Scottish nationalists crush opponents, setting stage for new independence bid
Scottish nationalists crush opponents, setting stage for new independence bid
Scottish nationalists rampaged to victory north of the border in Britain's national election, obliterating their opponents and setting the stage for a new battle over independence.

Glasgow/Aberdeen: Scottish nationalists rampaged to victory north of the border in Britain's national election, obliterating their opponents and setting the stage for a new battle over independence.

In an epic performance, the Scottish National Party (SNP) ousted the leader of the Labour Party in Scotland and took former Prime Minister Gordon Brown's onetime stronghold in Kirkcaldy.

Labour's UK campaign chief Douglas Alexander lost his Scottish seat to a 20-year-old politics student, the SNP's Mhairi Black, the youngest British member of parliament since the 17th Century.

With results in for all but one of Scotland's 59 seats, the SNP had won 55, with the Conservatives, Labour and Liberal Democrats managing only one apiece.

"The Scottish lion has roared this morning across the country," former SNP leader Alex Salmond said after triumphing in the Gordon constituency in Aberdeenshire.

"Scotland has asked to speak with a united voice, that voice will be made clearly for Scotland in the next Westminster parliament," said Salmond, whose campaign to lead Scotland to independence was defeated last September.

But with Prime Minister David Cameron's Conservatives on course for overall victory, the SNP will be shut out of any role in the British government - a scenario likely to bring a new confrontation over Scottish aspirations for independence.

The SNP had hoped for a kingmaker role in the House of Commons in a leftist alliance with Labour to force Cameron out.

Its landslide makes the political divide between England and Scotland starker than ever. England accounts for 85% of the population of the United Kingdom, which also includes Northern Ireland and Wales.

"It has serious implications for the United Kingdom as a political union. Whatever government is formed after this election will need to seriously consider its constitutional structure," said Murray Stewart Leith, senior lecturer in politics at the University of West Scotland.

The SNP, which took just six seats in 2010, secured a clean sweep in Glasgow, whose large working-class had been solidly Labour for decades.

Alistair Carmichael, Scottish secretary in the government in London, held on to the Orkney and Shetland seat for the Liberal Democrats and David Mundell, the only Conservative from Scotland in the previous parliament, was re-elected in Dumfriesshire in the south.
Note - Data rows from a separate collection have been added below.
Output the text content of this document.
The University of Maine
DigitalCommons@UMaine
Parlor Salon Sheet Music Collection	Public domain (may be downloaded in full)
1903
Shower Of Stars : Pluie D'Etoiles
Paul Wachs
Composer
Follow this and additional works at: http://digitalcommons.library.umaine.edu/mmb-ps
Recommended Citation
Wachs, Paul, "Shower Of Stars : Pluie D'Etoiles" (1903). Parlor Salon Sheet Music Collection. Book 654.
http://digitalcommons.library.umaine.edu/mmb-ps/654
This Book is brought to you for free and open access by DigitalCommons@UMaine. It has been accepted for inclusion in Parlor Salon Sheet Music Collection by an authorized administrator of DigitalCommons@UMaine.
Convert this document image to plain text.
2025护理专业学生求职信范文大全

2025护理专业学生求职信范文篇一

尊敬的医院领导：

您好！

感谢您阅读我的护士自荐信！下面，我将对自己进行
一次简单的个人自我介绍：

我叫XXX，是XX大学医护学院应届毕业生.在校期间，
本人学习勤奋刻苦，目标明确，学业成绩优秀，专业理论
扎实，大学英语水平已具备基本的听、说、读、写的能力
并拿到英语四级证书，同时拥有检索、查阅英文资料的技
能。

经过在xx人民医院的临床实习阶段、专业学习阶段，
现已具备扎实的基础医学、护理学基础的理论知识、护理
Labour kept Edinburgh South.

Liberal Democrat Danny Alexander, treasury secretary in Britain's coalition government and the most powerful Scottish politician in the cabinet, was trounced in Inverness in the Highlands.

'DISUNITED KINGDOM'?

SNP leader Nicola Sturgeon said in Glasgow: "Tonight, the Scottish people have put their trust in the SNP to make Scotland’s voice heard and to stand up for progressive politics, and that’s exactly what we intend to do."

"This election wasn’t about independence. I promised people in Scotland that I wouldn’t take anybody’s vote as an endorsement of independence."

The results will nonetheless bolster Scots to push for a new referendum after separatists lost one last September.

Former editor the Scotsman newspaper Magnus Linklater said: "You are going to get a bunch of SNP MPs (members of parliament) going down to Westminster for whom independence is the ultimate goal, and pressure will build up."

Since the referendum, many Scots have become disillusioned with Labour, seeing it as having moved too far away from the left. Some in Scotland deride Labour as "Red Tories", using the alternative name for the Conservatives.

Despite Sturgeon's words, her opponents say the SNP's aim was undoubtedly to push for a second referendum. Not all SNP voters are pro-independence, however, and polls show that the sentiment on that issue has not changed much since last year's referendum.

Cameron's Conservatives had described the prospect of Labour and the SNP running Britain as a recipe for chaos and the potential break-up of the United Kingdom.

One potential confrontation is over Cameron's promise to hold a vote by the end of 2017 on whether Britain should leave the European Union, which Sturgeon has said would be against Scotland's wishes.

"Europe will be the trigger," Linklater said.

Ian Davidson, who lost his Glasgow South-West seat, told: "This is more than a disappointing result for Labour in Scotland, this is simply cataclysmic."

"Cameron has played the English nationalism card very well. He’s been prepared to imperil the union for partisan advantage."